Chopin Nicolas, Floccard Bernard, Sobas Frédéric, Illinger Julien, Boselli Emmanuel, Benatir Farida, Levrat Albrice, Guillaume Christian, Crozon Jullien, Négrier Claude, Allaouchiche Bernard
Service de Réanimation Chirurgicale and Laboratoire d'Hémostase, Hospices Civils de Lyon, Hôpital Edouard Herriot, Lyon, France.
Crit Care Med. 2006 Jun;34(6):1654-60. doi: 10.1097/01.CCM.0000217471.12799.1C.
An abnormality of the optical transmission waveform obtained during measurement of the activated partial thromboplastin time (aPTT) has been described to identify a high-risk intensive care unit population consisting of patients with sepsis or with higher mortality rates than patients with normal aPTT waveforms. We investigated the abnormal aPTT biphasic waveform as a diagnostic and prognostic marker of infection.
Prospective, observational study investigating the predictive value of aPTT waveform analysis for the diagnosis and prognosis of sepsis.
Surgical intensive care unit of a university hospital.
We studied 187 consecutive patients who fulfilled at least two or more criteria of the systemic inflammatory response syndrome at admission or during intensive care stay and classified as having systemic inflammatory response syndrome, sepsis, severe sepsis, or septic shock during an 8-month period.
Laboratory analyses including aPTT waveform analysis and procalcitonin and C-reactive protein concentrations were measured at days 1-3.
The final diagnoses were systemic inflammatory response syndrome in 49%, sepsis in 16%, severe sepsis in 12%, and septic shock in 23% of patients. On day 1, the biphasic waveform was significantly more abnormal in patients with severe sepsis or septic shock than in patients with systemic inflammatory response syndrome or sepsis. The biphasic waveform was more accurate than procalcitonin and C-reactive protein for differentiating patients with severe sepsis and septic shock, with 90% sensitivity and 92% negative predictive value. Biphasic waveform values were significantly more abnormal during days 1-3 in septic nonsurvivors than in survivors and nonseptic nonsurvivors. The biphasic waveform exhibited the best specificity (91%) and negative predictive value (98%) for the prognosis of sepsis-related mortality on day 3.

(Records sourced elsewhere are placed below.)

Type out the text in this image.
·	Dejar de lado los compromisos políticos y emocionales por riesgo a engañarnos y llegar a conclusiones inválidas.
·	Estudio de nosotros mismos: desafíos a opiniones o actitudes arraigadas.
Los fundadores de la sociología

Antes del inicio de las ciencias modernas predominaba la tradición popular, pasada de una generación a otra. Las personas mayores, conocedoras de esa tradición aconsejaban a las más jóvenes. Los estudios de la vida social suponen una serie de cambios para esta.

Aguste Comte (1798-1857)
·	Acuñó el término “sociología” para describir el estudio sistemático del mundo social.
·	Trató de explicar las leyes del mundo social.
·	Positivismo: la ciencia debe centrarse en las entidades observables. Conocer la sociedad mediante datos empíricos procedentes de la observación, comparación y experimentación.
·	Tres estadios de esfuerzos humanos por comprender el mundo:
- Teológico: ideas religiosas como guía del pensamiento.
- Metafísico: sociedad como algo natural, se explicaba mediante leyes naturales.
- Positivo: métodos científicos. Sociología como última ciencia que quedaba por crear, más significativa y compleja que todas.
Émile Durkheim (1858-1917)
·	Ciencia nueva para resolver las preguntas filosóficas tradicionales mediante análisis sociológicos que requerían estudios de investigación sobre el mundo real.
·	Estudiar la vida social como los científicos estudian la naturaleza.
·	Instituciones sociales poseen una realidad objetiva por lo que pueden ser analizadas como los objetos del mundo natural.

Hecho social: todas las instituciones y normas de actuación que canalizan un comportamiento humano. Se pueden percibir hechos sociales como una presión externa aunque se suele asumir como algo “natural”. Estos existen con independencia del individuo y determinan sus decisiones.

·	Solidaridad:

In intensive care units, when the analyzer is available, aPTT waveform analysis is an inexpensive, rapid, effective, and readily available tool providing information for the diagnosis of severe sepsis and the prognosis of septic patients.
在活化部分凝血活酶时间(aPTT)测量过程中获得的光学传输波形异常,已被描述用于识别高危重症监护病房人群,该人群由脓毒症患者或死亡率高于aPTT波形正常患者组成。我们研究了异常aPTT双相波形作为感染的诊断和预后标志物。
前瞻性观察性研究,调查aPTT波形分析对脓毒症诊断和预后的预测价值。
一所大学医院的外科重症监护病房。
我们研究了187例连续患者,这些患者在入院时或重症监护期间至少符合两项或更多全身炎症反应综合征标准,并在8个月期间被分类为患有全身炎症反应综合征、脓毒症、严重脓毒症或感染性休克。
在第1 - 3天进行实验室分析,包括aPTT波形分析以及降钙素原和C反应蛋白浓度测量。
最终诊断为全身炎症反应综合征的患者占49%,脓毒症患者占16%,严重脓毒症患者占12%,感染性休克患者占23%。在第1天,严重脓毒症或感染性休克患者的双相波形异常程度显著高于全身炎症反应综合征或脓毒症患者。双相波形在区分严重脓毒症和感染性休克患者方面比降钙素原和C反应蛋白更准确,敏感性为90%,阴性预测值为92%。脓毒症非幸存者在第1 - 3天的双相波形值异常程度显著高于幸存者和非脓毒症非幸存者。双相波形在第3天对脓毒症相关死亡率的预后表现出最佳特异性(91%)和阴性预测值(98%)。
在重症监护病房,当有分析仪可用时,aPTT波形分析是一种廉价、快速、有效且易于获得的工具,可为严重脓毒症的诊断和脓毒症患者的预后提供信息。